Oleh : Rashid Satari**
Merdeka! Merdeka? Agustusan selalu berlalu secara eksotis. Bagi Republik Indonesia, agustusan sudah menjadi pesta tahunan. Berlembar-lembar, berkarung-karung rupiah seakan tak jadi soal demi menutupi anggaran agustusan. Meski anggaran tersebut sekedar untuk membiayai pembuatan kain bendera, reklamasi upacara, batang pinang, karung, hingga membayar panggung dangdutan. Keceriaan-keceriaan simbolis sebagai bukti bahwa bangsa ini mensyukuri kemerdekaannya.
Merdeka! Merdeka? Agustusan memang selalu eksotis. Pemerintah tak pernah lupa selalu menghimbau masyarakat untuk sejenak mengheningkan cipta pada pukul 09.30 di tanggal 17 Agustus. Dimanapun dan apapun aktifitas masyarakat saat itu. Mengheningkan cipta sebagai kesetiaan yang (lagi-lagi) simbolis tentang ketertautan hati dengan jalan Pegangsaan Timur 56 pada jam yang sama puluhan tahun yang lalu.
Simbol-simbol. Ternyata kita memang selalu butuh simbolisasi. Simbol sebagai tugu. Simbol sebagai peringatan untuk manusia-manusia yang lemah yang mudah lupa. Lupa akan jadwal, janji bahkan sumpah. Berkali-kali terjadi, kitab suci tidak lagi dihargai pasca pengikraran sumpah dan janji-janji. Sumpah pada pertiwi, sumpah atas jabatan, sumpah atas kesetiaan.
Seperti sumpah setia yang disimbolisasi pada upacara-upacara bendera. Seperti sumpah setia yang disimbolisasikan dengan lantang syahdu Indonesia Raya, Padamu Negeri, Hari Merdeka atau Garuda Pancasila. Agustusan selalu eksotis. Setahun sekali, segenap penghuni republik ini serempak mengumandangkan sumpahnya perlambang janji dan sumpah setia pada bumi pertiwi.
Tak lama kemudian, eksotisme Agustusan akan berlanjut secara dramatis. Tidak semua mengerti akan simbol-simbol. Tidak semua bisa menghayati dan mengelaborasi janji-janji. Bahkan, tidak semua bisa konsisten dengan komitmen sumpah-sumpah. Seperti spontanitas yang tersurat dalam lemparan dua botol air mineral saat penampilan band dalam rangka peringatan kemerdekaan di City Gym Nasr City kemarin lalu. Lebih mengerikan lagi, banyak juga komponen bangsa ini yang tak menghargai simbol-simbol.
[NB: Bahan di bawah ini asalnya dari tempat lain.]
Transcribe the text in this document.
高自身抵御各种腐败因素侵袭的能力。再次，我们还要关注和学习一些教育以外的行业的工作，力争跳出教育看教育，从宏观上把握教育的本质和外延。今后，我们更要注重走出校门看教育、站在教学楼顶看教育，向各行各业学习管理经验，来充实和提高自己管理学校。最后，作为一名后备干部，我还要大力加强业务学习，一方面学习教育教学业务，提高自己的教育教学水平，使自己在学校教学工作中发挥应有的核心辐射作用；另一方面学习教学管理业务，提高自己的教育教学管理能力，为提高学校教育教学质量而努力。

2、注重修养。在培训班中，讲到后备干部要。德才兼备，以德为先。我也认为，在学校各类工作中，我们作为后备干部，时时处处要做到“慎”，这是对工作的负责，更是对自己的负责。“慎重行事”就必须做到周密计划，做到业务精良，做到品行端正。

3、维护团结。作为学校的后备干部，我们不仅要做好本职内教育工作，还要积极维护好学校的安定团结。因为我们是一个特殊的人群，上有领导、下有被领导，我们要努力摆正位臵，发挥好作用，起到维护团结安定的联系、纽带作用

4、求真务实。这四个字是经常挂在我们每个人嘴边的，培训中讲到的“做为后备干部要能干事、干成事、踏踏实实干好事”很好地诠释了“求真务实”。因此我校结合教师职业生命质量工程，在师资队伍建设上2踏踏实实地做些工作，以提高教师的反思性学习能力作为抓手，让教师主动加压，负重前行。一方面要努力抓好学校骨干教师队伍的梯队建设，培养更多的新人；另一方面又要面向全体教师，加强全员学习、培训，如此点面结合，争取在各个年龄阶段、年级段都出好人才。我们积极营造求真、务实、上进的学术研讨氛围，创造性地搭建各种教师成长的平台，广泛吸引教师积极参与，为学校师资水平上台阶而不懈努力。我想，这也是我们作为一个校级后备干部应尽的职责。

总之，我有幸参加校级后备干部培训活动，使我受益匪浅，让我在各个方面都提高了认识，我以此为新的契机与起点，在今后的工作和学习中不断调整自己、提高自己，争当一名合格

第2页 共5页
Manipulasi para jaksa, korupsi para penguasa, jual beli hukum dan suap-menyuap antar pengusaha dengan aparat negara terus berulang pra dan pasca peringatan kemerdekaan. Penyakit kronis yang menahun terjangkit pada para pria tambun berdasi-berpeci yang setiap tahun, yang setiap minggu mengangkat tangan hormat pada bendera di lapangan upacara.
Agustusan selalu eksotis. Agustusan selalu dramatis. Sia-sialah segepok anggaran negara. Mubazirlah keringat para pasukan paskibraka. Tak berarti mengheningkan cipta. Menjadi pilu nada-nada Indonesia Raya. Semakin sepuh dan rapuh sang Garuda. Merdeka hanya jadi fatamorgana.
63 tahun yang lalu semua elemen bangsa punya motivasi yang satu saat melantangkan kata Merdeka. Namun tidak untuk hari ini. Saat kepala negara, jajaran menteri, abdi dalem istana, dan wakil-wakil rakyat berteriak “merdeka!”, di saat yang sama para jurnalis, mahasiswa, rakyat jelata, kaum miskin kota, generasi bangsa tanpa seragam sekolah bertanya-tanya; “Merdeka?”.
*) Dimuat dalam buletin Al-Furqan milik Pwk. Persis Mesir, edisi Agustus 2008.
**) Ketua Umum Pwk. Persis Mesir 2008-2009

0 komentar:

Post a Comment

Silakan tulis kesan anda di sini. :)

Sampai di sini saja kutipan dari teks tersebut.